From the title of this blog, you may have thoughts of someone coming to a store with a gun, walking up to the clerk and demanding all the money from the cash drawer. No, that question doesn’t need to be answered. Take the money; heck, take the drawer, the safe and anything else you want. Now, this is not to dishonor the occasional hero who stands up to the bad guys. It’s just that there are not many of us (myself included) who would put my job above my life.
But this blog isn’t about robbery or self-defense. It’s about a different kind of regard for the importance of our “life” as opposed to the importance of being on the job. With unemployment still above nine percent in many areas, you would think anyone with a job would give 110%. But there is a new breed of workers who aren’t willing to sacrifice their life, or lifestyle, or what they want to do at the moment just to be on the job. They are more interested in what’s going on at the moment than the responsibility of the job at hand.
Case in point. A friend of mine works at a retail store. It was a slow night, and there were two sales associates and a manager working that shift. One of the younger associates got a call from her mother who was shopping at another retail store across town and told her daughter she “needed her.” It was the middle of her shift, but at that moment, she was bored and would rather go off shopping with her mom.

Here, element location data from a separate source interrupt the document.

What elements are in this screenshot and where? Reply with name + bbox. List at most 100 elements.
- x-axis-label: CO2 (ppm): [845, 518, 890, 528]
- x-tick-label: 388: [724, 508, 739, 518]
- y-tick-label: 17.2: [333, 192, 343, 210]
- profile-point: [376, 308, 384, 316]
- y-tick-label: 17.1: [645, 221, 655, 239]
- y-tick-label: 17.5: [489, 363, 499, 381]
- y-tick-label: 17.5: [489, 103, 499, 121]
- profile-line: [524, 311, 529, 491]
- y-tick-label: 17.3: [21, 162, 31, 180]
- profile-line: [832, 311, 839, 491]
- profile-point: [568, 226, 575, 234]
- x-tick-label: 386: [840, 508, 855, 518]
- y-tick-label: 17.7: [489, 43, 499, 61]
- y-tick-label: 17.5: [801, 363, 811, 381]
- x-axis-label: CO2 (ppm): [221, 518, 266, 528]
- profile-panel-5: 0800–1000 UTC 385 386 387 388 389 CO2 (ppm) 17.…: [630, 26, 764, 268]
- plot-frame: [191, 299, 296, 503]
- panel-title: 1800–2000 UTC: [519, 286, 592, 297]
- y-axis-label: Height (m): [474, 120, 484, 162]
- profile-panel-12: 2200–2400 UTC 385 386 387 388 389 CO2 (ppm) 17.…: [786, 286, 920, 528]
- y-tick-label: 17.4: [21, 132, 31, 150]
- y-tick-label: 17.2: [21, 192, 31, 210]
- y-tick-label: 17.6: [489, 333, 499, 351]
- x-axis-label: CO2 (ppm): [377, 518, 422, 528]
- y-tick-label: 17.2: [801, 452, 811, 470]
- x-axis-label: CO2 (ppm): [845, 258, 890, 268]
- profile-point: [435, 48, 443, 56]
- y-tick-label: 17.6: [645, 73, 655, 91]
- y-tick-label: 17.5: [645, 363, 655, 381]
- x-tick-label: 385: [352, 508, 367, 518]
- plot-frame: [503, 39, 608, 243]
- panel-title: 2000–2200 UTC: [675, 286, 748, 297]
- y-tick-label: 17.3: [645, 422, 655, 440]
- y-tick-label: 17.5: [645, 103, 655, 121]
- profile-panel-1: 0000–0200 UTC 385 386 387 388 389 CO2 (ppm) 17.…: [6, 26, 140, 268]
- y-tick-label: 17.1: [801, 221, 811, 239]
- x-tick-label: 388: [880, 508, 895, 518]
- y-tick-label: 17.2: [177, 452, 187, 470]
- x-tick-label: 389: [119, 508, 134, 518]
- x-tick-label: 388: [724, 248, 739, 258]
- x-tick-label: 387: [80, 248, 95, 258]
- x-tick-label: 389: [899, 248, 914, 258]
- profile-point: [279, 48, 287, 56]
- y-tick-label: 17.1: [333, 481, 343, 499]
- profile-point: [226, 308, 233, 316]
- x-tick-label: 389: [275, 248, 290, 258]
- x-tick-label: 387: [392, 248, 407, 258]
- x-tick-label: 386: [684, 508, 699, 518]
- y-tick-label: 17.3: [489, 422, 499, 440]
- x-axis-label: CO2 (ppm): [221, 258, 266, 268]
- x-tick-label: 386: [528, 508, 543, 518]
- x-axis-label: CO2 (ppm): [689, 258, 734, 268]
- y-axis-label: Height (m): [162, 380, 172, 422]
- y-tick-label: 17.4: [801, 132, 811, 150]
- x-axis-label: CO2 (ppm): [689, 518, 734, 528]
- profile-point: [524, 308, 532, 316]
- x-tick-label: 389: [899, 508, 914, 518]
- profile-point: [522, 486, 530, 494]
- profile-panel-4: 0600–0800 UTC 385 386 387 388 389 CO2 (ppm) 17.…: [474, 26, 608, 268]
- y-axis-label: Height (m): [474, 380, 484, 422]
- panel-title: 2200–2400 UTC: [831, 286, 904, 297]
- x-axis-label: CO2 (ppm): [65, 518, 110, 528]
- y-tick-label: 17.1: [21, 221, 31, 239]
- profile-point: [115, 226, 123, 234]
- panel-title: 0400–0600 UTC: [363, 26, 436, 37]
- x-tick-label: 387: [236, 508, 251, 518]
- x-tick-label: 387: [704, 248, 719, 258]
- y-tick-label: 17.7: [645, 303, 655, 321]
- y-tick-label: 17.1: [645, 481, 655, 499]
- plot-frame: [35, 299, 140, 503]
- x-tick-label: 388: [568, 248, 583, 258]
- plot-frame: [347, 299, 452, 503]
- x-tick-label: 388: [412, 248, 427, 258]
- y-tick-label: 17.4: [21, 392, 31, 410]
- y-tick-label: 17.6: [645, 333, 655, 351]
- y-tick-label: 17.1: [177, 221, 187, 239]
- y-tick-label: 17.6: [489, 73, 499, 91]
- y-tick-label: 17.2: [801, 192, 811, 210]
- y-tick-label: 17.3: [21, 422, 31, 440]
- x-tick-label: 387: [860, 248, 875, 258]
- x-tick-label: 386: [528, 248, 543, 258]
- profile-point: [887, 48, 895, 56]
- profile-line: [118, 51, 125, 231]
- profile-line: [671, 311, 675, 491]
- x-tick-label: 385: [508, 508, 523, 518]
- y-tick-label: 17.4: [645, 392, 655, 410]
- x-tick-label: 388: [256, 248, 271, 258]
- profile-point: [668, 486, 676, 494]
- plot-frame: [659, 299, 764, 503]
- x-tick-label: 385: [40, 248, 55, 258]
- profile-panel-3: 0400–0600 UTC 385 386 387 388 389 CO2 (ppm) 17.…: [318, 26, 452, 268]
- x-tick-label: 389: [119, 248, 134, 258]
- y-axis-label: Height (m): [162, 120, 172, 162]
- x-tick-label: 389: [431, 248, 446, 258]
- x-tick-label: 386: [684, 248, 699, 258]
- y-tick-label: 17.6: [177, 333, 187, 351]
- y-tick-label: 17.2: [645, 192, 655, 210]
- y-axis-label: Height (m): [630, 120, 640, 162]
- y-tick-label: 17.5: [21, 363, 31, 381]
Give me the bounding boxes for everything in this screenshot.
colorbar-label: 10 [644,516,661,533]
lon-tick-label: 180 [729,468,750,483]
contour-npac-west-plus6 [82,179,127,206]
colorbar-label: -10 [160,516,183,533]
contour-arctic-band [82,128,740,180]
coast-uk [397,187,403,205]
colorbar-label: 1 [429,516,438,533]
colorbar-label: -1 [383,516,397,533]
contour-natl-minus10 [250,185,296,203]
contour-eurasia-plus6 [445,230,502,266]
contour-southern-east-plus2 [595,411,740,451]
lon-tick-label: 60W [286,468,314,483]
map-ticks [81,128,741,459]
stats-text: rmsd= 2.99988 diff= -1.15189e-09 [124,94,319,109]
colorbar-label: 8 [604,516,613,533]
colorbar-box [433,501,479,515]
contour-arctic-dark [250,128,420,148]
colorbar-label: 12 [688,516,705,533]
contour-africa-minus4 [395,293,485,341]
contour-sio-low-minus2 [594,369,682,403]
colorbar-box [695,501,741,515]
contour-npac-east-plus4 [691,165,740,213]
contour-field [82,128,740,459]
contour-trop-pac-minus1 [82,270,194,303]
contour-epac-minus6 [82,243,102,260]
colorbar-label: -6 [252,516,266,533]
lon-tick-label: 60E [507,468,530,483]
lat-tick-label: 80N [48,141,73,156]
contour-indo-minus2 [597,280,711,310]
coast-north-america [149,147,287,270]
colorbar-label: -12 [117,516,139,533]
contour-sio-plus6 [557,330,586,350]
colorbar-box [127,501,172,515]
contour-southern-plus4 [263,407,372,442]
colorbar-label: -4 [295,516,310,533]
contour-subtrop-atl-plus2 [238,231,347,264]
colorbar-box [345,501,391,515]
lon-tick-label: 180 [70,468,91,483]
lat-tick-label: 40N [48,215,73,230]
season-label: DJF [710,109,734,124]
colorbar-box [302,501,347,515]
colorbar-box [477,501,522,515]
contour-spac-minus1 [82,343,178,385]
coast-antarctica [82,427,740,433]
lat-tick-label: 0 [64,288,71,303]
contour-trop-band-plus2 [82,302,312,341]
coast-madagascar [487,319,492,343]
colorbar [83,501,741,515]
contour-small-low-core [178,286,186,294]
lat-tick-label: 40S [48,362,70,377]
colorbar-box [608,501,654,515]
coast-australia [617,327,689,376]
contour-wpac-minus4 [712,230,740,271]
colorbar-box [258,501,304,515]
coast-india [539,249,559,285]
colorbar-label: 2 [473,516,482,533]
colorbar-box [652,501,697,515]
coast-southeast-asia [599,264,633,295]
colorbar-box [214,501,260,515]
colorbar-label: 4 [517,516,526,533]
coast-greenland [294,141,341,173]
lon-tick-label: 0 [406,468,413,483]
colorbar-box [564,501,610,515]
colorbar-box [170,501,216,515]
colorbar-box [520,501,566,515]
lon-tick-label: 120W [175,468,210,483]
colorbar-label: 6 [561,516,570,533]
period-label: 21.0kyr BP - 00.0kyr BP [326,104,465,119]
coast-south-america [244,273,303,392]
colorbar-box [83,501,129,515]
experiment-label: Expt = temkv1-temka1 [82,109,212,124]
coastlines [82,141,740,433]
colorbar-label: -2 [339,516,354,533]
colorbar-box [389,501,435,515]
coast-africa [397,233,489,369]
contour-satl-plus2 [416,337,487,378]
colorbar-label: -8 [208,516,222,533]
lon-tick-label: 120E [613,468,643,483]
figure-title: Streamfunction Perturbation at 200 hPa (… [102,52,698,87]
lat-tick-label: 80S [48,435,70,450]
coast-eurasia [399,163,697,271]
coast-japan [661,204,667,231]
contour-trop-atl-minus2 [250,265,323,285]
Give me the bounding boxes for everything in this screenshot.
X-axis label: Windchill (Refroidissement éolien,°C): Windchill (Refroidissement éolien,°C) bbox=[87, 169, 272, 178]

It wasn’t clear why mom “needed her.” Was she having a heart attack, or just couldn’t decide between the green or blue sweater? The young associate put on her best pouty face, complete with fake sniffling, and pleaded to leave work to join her mother. My friend, who was just as bored, was appalled when the manager bought the act and let her go.
The question that goes begging in all this is why did the young associate have her cell phone with her, took a call while on the sales floor (both violations of the store’s cell phone policy), and then thought it was OK to leave early? Obviously, the job wasn’t as important as keeping her cell phone or what was going on in her life at the moment.
Flexible schedules and work life balance are two big buzz words in employment these days. But when does the job take priority over what I want to do at the moment? Last week I was checking out at the grocery store and the cashier had her cell phone sitting next to the register. As I was checking out on the keypad, she was checking her emails and texting. Forget about even the basics of greeting the customer. Her latest text was more important than making me feel welcome. Someone else must have noticed her lack of regard for the job, because I haven’t seen her behind the register again. Following your every post or Tweet is rarely a job requirement. You’ll have to decide whether putting your life temporarily on hold is worth keeping a job.